It might help to set out exactly how you believe "drawing twice" manifests itself in each of your examples.
At -3 Karma I'm not too eager to make that effort. But a bit more details might be helpful.
Let's take the doomsday argument (the sleeping beauty is a bit more complex). The argument is that there's a 2/3 probability to be one of the last 2/3 of humans, therefore doom is immanent (or imminent, I can never remember which is which).
In this argument you are "drawing twice". The first drawing is the drawing to identify yourself, the second drawing is drawing yourself out of all humans. However, you are in fact only "drawn" once in identifying yourself through your conciousness. There is nobody there to draw you a second time. Therfore the argument is wrong. If we remove the first drawing, leaving only the second one, The probability is of course 2/3 that we will draw some human out of the last 2/3. But that might be Zzydrh the star explorer, that single drawing will be you only with the probability 1 to the number of humans that will have existed.
If on the other hand we remove the second drawing, leaving only the first, you cannot ask what human you probably are, because we have only drawn once and called that one human "you", i.e. each and every human to exist draws only himself out of the urn. None is drawn twice and none is not drawn. Imagine a line of humans each drawing one marble. Now ask the first one in line after he has drawn what the probability was that he drew the first marble. If you by any means identify one of the humans as "you", you have made a second drawing, which in real life doesn't happen.
As I understand it, in your presentation the doomsday argument corresponds to some of the human-marbles being coloured red, and then asking the first marble in the line what the probability that he was coloured red is: to me the problem appears to be directing questions at samples from probability spaces. I'm now perilously close to just giving a careless analysis of the doomsday argument though.
I think you may have attached the phrase "second drawing" to a useful concept, but it's not entirely clear what that is. If you can find a lucid explanation, then we might learn something.
Suppose there are ten white marbles in an urn. If I draw one of them, what was the probability that I would draw that specific one? If your answer is 1/10 you've just drawn twice. Once to determine the identity of the marble and once to draw it out of the others.

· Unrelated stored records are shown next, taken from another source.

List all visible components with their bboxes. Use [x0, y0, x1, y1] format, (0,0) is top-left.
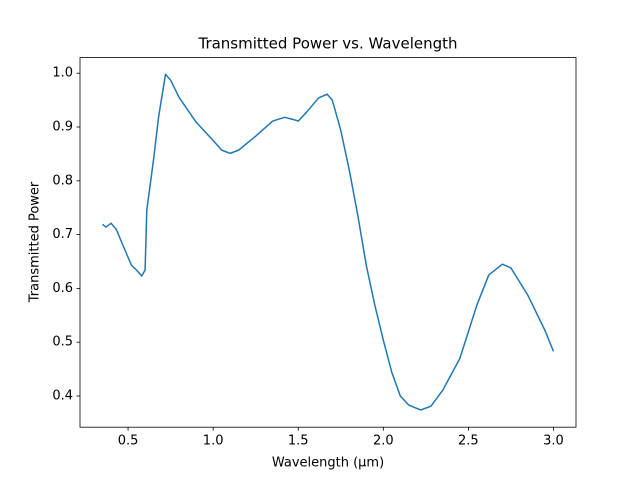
data-line — [102, 73, 555, 411]
x-tick-label: 1.5 — [288, 434, 309, 449]
axes-frame — [79, 57, 577, 428]
y-tick-label: 0.4 — [52, 388, 73, 403]
y-tick-label: 0.8 — [52, 173, 73, 188]
y-tick-label: 0.6 — [52, 281, 73, 296]
x-tick-label: 0.5 — [118, 434, 139, 449]
y-tick-label: 0.9 — [52, 120, 73, 135]
y-tick-label: 0.5 — [52, 335, 73, 350]
x-axis-label: Wavelength (µm) — [272, 456, 384, 471]
x-tick-label: 2.0 — [373, 434, 394, 449]
y-tick-label: 1.0 — [52, 66, 73, 81]
x-tick-label: 1.0 — [203, 434, 224, 449]
x-tick-label: 2.5 — [458, 434, 479, 449]
chart-title: Transmitted Power vs. Wavelength — [197, 35, 457, 53]
y-tick-label: 0.7 — [52, 227, 73, 242]
y-axis-label: Transmitted Power — [28, 181, 43, 303]
x-tick-label: 3.0 — [543, 434, 564, 449]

If you only draw once, than "that specific one" simply refers to the marble that you drew making the "probability" 1. You cannot follow the identity back after you drew it, because drawing it was the cause for attributing an identity to it. Identity in this sense is in the map not the territory.
This is the same mistake that sleeping beauty makes. She draws once to determine her own identity and once again to draw out of the other "possibilities". The same mistake is behind the doomsday argument. You draw once to determine your own identity and once again to draw yourself out of all the humans. There is no 2/3 probability that Ogh the neanderthal was one of the last 2/3 of all humans. As soon as you say "But I am not Ogh the neanderthal" you are drawing a second time. Otherwise all marbles are white, i.e. all humans are conscious.